No stranger to a blank piece of paper, Marina had begun writing stories to share with classmates by the age of 12, and won district poetry competitions while still in school. Later, she became a laureate in a Russian National Contest for Young Writers Debut. Her two prize winning novellas were subsequently published in a Moscow literature magazine.
Besides having a great passion for writing, Marina loves to read, travel, study martial arts, and has developed quite a taste for tex-mex since relocating to the Houston area. She enjoys nature, animals, long walks with her husband, and competes in 5K and 10K runs as time allows.
Always a natural story teller, Marina has already come a long way since her modest beginnings, both figuratively and literally. From her first serious study of English in 2007 to starting her first novel upon arrival to Canton, Ohio in 2011, Marina demonstrates very well what one can achieve with a strong imagination and hard work no matter the obstacle.
She mostly writes YA dystopian, with plenty of action and adventure, but is a great fan of all good stories containing lots of twists and turns and surprise endings.
When did you first realize you wanted to be a writer?
Answer: Around the age of twelve, I was already writing short stories to share with classmates.

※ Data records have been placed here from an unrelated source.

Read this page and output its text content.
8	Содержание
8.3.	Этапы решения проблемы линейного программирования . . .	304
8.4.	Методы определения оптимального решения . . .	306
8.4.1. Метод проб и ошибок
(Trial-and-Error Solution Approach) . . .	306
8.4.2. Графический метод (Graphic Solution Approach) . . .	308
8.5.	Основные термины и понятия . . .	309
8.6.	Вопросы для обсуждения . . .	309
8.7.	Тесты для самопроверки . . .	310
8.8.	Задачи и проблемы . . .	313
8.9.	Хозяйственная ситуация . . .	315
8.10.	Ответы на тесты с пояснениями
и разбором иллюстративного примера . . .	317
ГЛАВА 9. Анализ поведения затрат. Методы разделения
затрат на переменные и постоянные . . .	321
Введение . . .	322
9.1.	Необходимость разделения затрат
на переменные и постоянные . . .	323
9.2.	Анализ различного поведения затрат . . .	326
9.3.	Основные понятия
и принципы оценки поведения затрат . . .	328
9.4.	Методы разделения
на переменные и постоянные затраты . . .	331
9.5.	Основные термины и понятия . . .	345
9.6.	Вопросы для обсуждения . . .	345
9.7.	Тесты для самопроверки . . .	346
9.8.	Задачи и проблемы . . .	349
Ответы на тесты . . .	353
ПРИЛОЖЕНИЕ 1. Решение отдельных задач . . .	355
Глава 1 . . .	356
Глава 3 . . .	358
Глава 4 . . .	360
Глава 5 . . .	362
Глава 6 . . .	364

They could never seem to get enough, so I realized a future writing fiction was possible.
When did you write your first book and how old were you?
Answer: I wrote my first serious novella at the age of eighteen for a Russian national competition for young writers. The effort earned local recognition, a trip to Moscow, and publication in a major national magazine.

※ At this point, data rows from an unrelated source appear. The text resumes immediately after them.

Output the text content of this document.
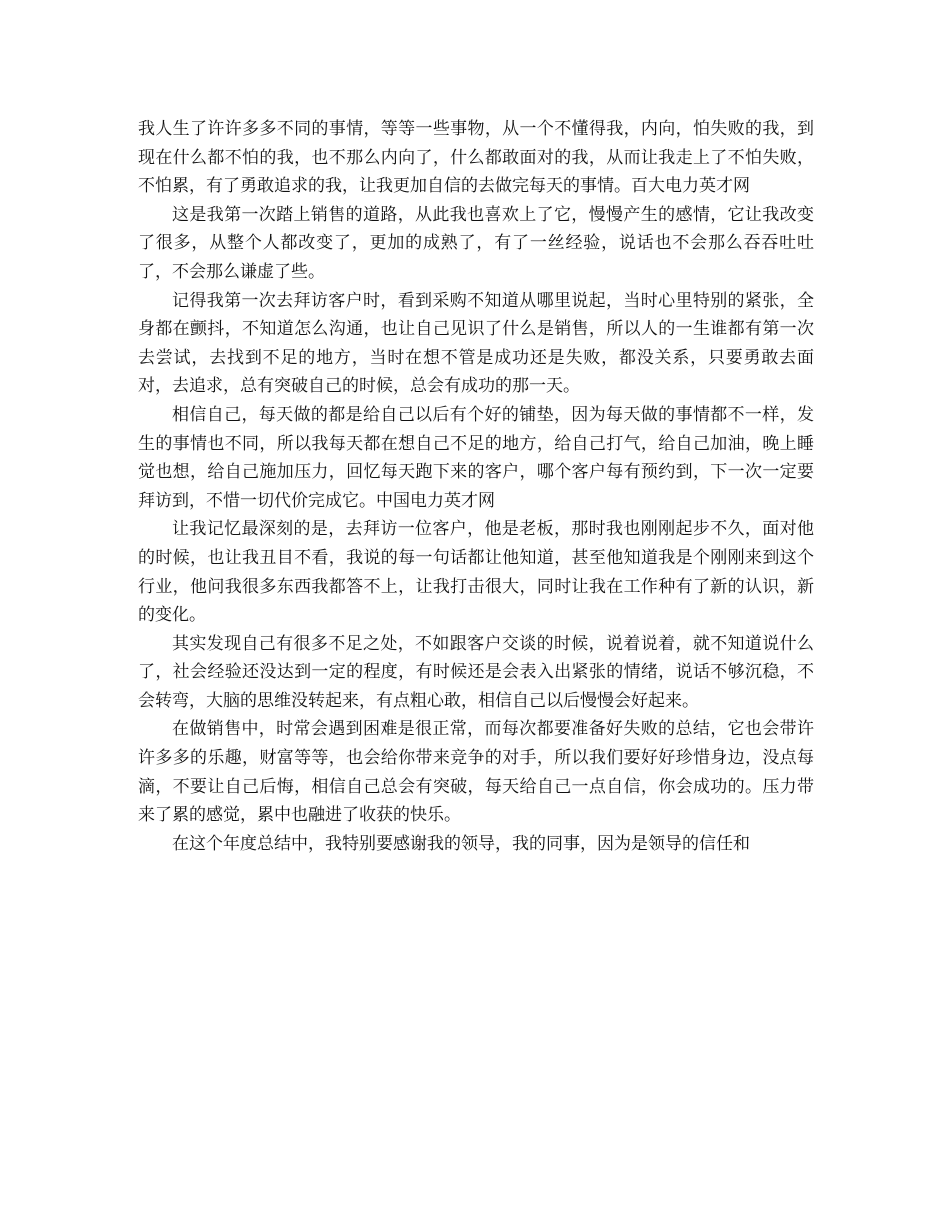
我人生了许许多多不同的事情，等等一些事物，从一个不懂得我，内向，怕失败的我，到现在什么都不怕的我，也不那么内向了，什么都敢面对的我，从而让我走上了不怕失败，不怕累，有了勇敢追求的我，让我更加自信的去做完每天的事情。百大电力英才网

这是我第一次踏上销售的道路，从此我也喜欢上了它，慢慢产生的感情，它让我改变了很多，从整个人都改变了，更加的成熟了，有了一丝经验，说话也不会那么吞吞吐吐了，不会那么谦虚了些。

记得我第一次去拜访客户时，看到采购不知道从哪里说起，当时心里特别的紧张，全身都在颤抖，不知道怎么沟通，也让自己见识了什么是销售，所以人的一生谁都有第一次去尝试，去找到不足的地方，当时在想不管是成功还是失败，都没关系，只要勇敢去面对，去追求，总有突破自己的时候，总会有成功的那一天。

相信自己，每天做的都是给自己以后有个好的铺垫，因为每天做的事情都不一样，发生的事情也不同，所以我每天都在想自己不足的地方，给自己打气，给自己加油，晚上睡觉也想，给自己施加压力，回忆每天跑下来的客户，哪个客户每有预约到，下一次一定要拜访到，不惜一切代价完成它。中国电力英才网

让我记忆最深刻的是，去拜访一位客户，他是老板，那时我也刚刚起步不久，面对他的时候，也让我丑目不看，我说的每一句话都让他知道，甚至他知道我是个刚刚来到这个行业，他问我很多东西我都答不上，让我打击很大，同时让我在工作种有了新的认识，新的变化。

其实发现自己有很多不足之处，不如跟客户交谈的时候，说着说着，就不知道说什么了，社会经验还没达到一定的程度，有时候还是会表入出紧张的情绪，说话不够沉稳，不会转弯，大脑的思维没转起来，有点粗心敢，相信自己以后慢慢会好起来。

在做销售中，时常会遇到困难是很正常，而每次都要准备好失败的总结，它也会带许许多多的乐趣，财富等等，也会给你带来竞争的对手，所以我们要好好珍惜身边，没点每滴，不要让自己后悔，相信自己总会有突破，每天给自己一点自信，你会成功的。压力带来了累的感觉，累中也融进了收获的快乐。

在这个年度总结中，我特别要感谢我的领导，我的同事，因为是领导的信任和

What obstacles did you have to overcome in becoming a writer?
Answer: After relocating to the US, the major obstacle I’ve had to overcome in becoming an American author, would have to be the language barrier. As a native speaking Russian, mastering the English language to the level of actually writing books, was a challenge of gigantic proportions.
What education or professional training if any have you received?
Answer: I received my college degree in journalism and worked as a journalist for a local newspaper. I’ve also added countless hours of online research and joined writing forums.
Where do you get your information or ideas for your books?
Answer: Ideas for my books come mostly from my imagination. They come to me in the form of dreams and sometimes from real life experiences. I try to imagine interesting and exciting worlds in which I’d like to visit.
What was one of the most surprising things you learned in creating your books?
Answer: That the characters took on a life of their own and controlled their own destinies within the story more so than I.
What would you say is your interesting writing quirk?
Answer: That I prefer to actually write a pre-book with all dialogs beforehand, not just working strictly from notes or off a rough draft. The pre-books for the Mind Breaker trilogy have all run close to 130 pages.
How long does it take you to write a book?
Answer: It depends. The fastest I’ve written a novel has been eight weeks, and the longest has been two years.
What is your work schedule like when you're writing?
Answer: I’m working pretty much 24/7 while writing. I’m always either writing or thinking about my story until it’s finished.
What do you like to do when you're not writing?
Answer: I enjoy going for long walks with my husband, reading, watching movies and competing in 5K and 10K races as time allows.
Who are some of your favorite authors that you feel were influential in your work? What impact have they had on your writing?
Answer: Jim Thompson is my favorite American author. He gave me added confidence to write what I want and to be bold in my writing. Another favorite author is of course the Russian-American novelist Vladimir Nabokov. He was one of only a handful of native speaking Russians to successfully become an American author. I’m taking a similar path.
What do you think makes a good story?
Answer: A good plot, interesting characters with lots of depth, plenty of twists and turns, and of course a really good ending. Before you get too far in, the book should grab you by the belt buckle and slam you up against a wall.